Telling players to double down on two card combinations of 9,10 and 11 is nonsense unless you specify against which dealer's face card. The fact of the matter is in typical multiple deck games you should only double down on two card combinations of hard 9 if the dealer's upcard is 3,4,5,and 6. If the dealer has any other upcard you should not double down. Likewise, you should double down on two card hard combinations of 10 only if the dealer's upcard is 2 through 9 and double down on hard 11 only against dealer's upcard of 2 through 10. These are the only playing situations in which you should double down on 9, 10 and ace.
The casino newsletter advises not to hit on a possible bust hand (12 or higher) if the dealer's upcard is a 6 or less. This is true for all player hard hands except when the player holds a hard 12 and the dealer's face card is a 2 or 3. Although it's a close play, the percentage favors hitting 12 on dealer's 2 or 3 and standing on 12 against dealer's 4,5 or 6 face card.
The advice to move to another table and "not fight the cards" if you lose more than 5 hands in a row, isn't a bad idea from a psychological point of view. But doing so isn't going to change your long-term expectations. Player's often get stressed-out when they watch in disbelief as the dealer pulls yet another 20 and win. Most player's reaction when this happens is to press their bets because they figure they are "due to win" the next hand. Or they will blame someone else for their losses (usually the dealer or the inept player at third base).
If you tend to get emotional or upset or feel you are "due to win" after you lose 5 or more hands, then getting off the table and playing somewhere else might not be bad advice. I say this because if you play blackjack long enough you should expect to lose 5 (or more) hands in a row on a regular basis. It's just part of the normal fluctuations that is inherent in this game. Mathematicians call this swing in our fortune variability. This means over the short run, you have as much chance to lose 5 in a row as you have winning 5 in a row. Smart players don't get overly emotional when they lose 5 hands in a row. They know it can happen and they are prepared by not over betting and having enough bankroll to sustain these short-term negative swings.
My own experience on a recent trip to Las Vegas confirmed that variability is alive and well in blackjack. I had a high count, which indicates I had a slight edge on the next hand so I increased my betting level by playing two hands at $25. I stood with a 20 and 19. The dealer showed a 5 and turned over a picture card.
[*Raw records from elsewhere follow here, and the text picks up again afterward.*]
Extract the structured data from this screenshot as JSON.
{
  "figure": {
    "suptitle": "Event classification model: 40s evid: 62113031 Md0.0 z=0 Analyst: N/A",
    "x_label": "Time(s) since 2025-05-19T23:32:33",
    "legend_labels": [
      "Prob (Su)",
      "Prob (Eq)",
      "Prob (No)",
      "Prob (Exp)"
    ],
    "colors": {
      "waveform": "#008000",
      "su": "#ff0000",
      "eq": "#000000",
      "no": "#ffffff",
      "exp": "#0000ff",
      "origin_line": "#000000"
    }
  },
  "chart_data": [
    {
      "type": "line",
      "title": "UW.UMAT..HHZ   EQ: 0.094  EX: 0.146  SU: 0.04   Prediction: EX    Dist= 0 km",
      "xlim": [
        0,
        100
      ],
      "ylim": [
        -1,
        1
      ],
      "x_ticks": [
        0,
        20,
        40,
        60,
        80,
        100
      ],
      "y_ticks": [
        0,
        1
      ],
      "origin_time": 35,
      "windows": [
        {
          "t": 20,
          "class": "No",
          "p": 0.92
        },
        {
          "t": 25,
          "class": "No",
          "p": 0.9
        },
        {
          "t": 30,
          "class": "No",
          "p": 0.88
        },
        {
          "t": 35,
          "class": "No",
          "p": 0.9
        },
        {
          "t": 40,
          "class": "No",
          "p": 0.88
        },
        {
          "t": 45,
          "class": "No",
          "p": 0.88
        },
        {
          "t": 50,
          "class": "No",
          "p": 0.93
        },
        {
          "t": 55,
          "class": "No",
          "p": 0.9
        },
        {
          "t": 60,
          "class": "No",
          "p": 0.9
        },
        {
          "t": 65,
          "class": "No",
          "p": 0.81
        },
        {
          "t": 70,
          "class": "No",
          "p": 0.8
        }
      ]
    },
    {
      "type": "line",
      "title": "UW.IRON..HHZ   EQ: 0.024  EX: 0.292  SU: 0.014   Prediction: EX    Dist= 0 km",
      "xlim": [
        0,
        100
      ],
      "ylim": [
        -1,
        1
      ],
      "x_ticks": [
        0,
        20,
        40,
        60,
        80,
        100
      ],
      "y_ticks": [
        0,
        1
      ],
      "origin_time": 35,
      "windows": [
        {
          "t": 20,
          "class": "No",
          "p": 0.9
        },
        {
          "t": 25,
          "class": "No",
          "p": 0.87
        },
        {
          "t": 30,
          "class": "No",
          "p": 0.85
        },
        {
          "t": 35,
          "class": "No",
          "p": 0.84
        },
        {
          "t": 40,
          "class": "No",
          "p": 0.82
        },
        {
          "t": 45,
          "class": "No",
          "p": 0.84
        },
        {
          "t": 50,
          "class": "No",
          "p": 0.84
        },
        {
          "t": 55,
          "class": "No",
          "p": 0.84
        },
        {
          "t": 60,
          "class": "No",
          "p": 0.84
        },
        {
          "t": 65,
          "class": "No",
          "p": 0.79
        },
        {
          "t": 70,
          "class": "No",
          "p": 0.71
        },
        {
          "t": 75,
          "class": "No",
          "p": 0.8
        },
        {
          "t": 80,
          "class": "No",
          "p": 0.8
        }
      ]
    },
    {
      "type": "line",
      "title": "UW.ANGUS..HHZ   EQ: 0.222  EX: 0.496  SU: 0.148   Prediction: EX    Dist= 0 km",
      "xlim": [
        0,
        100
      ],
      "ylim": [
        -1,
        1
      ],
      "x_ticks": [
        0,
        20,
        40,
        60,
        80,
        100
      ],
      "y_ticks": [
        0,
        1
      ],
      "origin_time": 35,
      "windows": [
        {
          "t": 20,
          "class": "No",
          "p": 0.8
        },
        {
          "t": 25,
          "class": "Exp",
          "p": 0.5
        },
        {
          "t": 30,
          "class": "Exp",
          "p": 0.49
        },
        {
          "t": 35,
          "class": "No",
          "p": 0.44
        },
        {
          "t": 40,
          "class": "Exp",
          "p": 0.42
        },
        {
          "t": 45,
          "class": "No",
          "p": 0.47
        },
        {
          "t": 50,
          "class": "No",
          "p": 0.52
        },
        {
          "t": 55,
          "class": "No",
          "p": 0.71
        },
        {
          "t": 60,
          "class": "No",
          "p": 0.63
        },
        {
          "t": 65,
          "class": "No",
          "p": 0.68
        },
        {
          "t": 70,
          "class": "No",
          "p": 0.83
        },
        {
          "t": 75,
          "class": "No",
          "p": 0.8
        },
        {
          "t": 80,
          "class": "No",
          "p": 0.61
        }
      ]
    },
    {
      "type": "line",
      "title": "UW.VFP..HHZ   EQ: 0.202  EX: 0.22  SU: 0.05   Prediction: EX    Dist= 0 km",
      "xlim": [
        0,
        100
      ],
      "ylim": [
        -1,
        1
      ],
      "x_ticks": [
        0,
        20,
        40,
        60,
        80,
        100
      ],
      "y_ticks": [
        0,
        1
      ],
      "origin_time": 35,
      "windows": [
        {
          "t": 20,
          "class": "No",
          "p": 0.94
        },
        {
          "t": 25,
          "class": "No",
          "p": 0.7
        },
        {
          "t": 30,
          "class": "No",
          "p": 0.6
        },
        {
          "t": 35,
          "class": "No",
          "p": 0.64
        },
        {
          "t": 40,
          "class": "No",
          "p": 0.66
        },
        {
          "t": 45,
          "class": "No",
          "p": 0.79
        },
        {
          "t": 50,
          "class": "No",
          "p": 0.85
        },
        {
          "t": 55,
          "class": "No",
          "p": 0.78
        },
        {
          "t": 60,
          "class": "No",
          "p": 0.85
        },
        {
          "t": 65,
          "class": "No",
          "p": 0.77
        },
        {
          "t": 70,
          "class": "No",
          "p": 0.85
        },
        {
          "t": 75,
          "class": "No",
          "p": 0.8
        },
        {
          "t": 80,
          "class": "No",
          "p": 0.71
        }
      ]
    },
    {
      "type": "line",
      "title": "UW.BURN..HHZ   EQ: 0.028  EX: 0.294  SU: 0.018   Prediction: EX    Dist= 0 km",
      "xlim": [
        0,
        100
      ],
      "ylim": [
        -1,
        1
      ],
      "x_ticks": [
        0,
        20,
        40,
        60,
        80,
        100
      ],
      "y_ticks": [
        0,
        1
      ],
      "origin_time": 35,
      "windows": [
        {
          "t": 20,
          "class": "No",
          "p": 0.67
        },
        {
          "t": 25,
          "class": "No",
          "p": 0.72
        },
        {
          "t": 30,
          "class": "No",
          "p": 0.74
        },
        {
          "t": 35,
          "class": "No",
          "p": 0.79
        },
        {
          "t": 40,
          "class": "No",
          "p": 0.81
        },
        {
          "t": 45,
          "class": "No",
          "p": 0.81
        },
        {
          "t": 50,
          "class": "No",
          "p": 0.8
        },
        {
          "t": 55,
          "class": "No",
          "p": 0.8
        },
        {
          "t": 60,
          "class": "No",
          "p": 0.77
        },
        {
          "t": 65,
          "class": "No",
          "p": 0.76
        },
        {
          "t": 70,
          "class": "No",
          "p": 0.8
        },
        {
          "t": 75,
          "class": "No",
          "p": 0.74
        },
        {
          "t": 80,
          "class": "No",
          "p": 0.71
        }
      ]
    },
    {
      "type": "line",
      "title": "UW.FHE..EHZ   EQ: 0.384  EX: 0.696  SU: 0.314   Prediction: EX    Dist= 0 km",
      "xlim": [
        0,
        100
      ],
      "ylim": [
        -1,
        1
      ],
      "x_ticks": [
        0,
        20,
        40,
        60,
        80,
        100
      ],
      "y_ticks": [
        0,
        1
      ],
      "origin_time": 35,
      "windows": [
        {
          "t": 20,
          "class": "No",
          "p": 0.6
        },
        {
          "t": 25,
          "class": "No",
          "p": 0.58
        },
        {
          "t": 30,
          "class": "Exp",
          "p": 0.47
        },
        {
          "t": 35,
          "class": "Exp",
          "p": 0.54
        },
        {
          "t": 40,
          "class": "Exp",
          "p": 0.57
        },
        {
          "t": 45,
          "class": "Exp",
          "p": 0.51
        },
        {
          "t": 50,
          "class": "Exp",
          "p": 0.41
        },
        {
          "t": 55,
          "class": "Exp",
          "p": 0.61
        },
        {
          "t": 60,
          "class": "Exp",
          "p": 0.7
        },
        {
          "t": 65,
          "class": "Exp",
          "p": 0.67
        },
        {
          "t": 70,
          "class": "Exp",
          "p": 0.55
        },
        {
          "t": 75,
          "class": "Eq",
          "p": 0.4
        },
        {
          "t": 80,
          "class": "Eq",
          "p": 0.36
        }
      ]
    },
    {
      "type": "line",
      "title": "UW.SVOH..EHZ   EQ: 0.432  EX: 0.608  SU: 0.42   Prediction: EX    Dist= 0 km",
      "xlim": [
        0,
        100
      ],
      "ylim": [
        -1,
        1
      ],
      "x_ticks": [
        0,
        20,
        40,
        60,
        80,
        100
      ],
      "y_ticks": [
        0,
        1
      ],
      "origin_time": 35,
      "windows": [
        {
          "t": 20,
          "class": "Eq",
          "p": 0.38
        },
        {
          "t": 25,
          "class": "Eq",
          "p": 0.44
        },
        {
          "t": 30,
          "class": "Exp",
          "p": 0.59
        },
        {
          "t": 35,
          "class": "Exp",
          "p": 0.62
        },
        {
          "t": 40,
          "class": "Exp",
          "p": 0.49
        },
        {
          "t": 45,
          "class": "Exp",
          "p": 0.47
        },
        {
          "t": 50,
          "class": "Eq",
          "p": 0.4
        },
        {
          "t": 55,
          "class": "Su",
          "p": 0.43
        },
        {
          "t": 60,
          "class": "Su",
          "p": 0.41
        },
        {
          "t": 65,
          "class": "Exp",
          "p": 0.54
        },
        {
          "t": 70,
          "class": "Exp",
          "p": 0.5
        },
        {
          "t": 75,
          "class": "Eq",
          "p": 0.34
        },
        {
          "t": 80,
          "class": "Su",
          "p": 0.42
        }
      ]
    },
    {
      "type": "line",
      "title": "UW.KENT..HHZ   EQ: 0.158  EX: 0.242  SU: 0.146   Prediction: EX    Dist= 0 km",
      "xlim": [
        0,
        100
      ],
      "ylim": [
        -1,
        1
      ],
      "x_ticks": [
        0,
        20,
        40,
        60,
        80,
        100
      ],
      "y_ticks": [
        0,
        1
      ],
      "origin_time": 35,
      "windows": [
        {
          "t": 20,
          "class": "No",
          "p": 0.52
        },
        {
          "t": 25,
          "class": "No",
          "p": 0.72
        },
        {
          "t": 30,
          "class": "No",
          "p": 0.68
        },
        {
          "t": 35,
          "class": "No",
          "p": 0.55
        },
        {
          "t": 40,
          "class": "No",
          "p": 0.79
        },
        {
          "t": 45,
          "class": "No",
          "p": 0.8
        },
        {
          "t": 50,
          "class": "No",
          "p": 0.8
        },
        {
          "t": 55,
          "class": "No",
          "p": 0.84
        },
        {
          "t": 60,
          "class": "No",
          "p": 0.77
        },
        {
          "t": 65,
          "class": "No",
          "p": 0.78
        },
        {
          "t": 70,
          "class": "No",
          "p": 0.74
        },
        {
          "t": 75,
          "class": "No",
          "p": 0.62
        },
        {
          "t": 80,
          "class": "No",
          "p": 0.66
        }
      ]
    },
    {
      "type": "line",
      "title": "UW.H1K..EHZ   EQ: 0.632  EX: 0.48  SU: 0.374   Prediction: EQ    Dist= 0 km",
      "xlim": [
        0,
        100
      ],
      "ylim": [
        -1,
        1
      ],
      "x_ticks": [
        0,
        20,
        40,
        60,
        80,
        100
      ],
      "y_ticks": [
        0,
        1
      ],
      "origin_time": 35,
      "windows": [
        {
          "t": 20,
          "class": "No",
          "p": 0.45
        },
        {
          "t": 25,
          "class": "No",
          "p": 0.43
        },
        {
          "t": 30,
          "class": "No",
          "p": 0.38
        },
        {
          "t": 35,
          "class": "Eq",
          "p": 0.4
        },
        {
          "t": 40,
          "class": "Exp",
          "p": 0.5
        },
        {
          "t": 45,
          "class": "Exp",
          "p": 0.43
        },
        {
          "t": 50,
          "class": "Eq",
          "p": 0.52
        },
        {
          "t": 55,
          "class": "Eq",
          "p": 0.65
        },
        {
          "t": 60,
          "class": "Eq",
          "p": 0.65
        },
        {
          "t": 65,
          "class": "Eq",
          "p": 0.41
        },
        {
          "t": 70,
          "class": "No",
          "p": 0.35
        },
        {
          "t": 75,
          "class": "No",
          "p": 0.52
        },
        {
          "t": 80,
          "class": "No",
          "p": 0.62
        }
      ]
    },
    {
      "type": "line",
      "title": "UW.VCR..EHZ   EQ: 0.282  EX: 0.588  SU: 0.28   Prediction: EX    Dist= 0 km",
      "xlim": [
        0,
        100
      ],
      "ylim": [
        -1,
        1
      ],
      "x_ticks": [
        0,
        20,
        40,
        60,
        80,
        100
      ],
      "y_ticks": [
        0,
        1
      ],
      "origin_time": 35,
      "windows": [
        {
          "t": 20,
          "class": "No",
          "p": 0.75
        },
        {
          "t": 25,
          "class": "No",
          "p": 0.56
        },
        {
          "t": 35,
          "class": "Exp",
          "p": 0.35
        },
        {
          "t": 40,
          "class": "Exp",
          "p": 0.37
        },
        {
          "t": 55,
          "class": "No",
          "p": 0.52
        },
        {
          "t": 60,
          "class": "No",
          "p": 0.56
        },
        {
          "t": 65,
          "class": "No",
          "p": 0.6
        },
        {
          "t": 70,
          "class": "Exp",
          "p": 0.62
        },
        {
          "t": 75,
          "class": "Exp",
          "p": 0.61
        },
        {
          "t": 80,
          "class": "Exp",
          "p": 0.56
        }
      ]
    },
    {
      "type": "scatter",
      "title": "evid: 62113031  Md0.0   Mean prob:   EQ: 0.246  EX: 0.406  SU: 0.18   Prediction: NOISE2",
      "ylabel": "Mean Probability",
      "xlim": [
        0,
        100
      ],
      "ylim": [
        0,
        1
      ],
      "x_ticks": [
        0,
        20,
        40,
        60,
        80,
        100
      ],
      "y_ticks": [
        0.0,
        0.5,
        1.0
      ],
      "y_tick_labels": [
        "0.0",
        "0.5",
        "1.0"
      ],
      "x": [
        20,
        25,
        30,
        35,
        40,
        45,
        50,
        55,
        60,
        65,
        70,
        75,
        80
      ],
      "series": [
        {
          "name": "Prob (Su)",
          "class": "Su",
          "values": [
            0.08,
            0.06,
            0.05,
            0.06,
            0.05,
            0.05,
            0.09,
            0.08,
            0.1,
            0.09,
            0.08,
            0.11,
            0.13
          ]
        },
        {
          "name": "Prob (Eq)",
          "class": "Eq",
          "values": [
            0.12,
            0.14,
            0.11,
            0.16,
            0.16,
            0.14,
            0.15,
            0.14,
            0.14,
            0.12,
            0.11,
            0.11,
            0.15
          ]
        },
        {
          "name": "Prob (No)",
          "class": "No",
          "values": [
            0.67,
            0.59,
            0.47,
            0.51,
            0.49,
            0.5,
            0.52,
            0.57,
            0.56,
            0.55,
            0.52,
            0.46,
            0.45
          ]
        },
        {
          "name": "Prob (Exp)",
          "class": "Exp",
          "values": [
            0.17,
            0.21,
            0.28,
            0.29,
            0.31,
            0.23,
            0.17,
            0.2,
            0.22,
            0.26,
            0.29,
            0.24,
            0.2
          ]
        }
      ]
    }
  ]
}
No she didn't draw the 6. Instead she teased us and drew an ace and then a 5 for a 21. The count still justified a large bet on the next 5 consecutive hands which I lost in much the same way (I had 18, she would have 19 and so on).
What should you do when you start losing? Don't increase your betting level because you believe you are due to win. Don't blame the basic playing strategy you've been using, or the dealer or your fellow players for your losses. Even if the third base player is a complete nerd, his "stupid" plays could just as well help you win a hand as it could result in you losing a hand. If you've lost about 30 to 50% of your session bankroll I'd take a break from the action. Whatever you do, don't get emotional because emotions interfere with sound blackjack play. If you find yourself getting emotional or stressed when you lose quickly, I suggest taking a break from the action. If you budget your bankroll correctly you should have enough money to try your skills and luck on another table once your head clears. If you lose again, so be it. It wasn't your day. Don't let your ego get in the way of calling it a night. Even the pros have their days and take their lumps. Just remember that over the short term anything can and usually will happen. Play for the long haul because with correct playing and betting strategies, you can win more than you lose.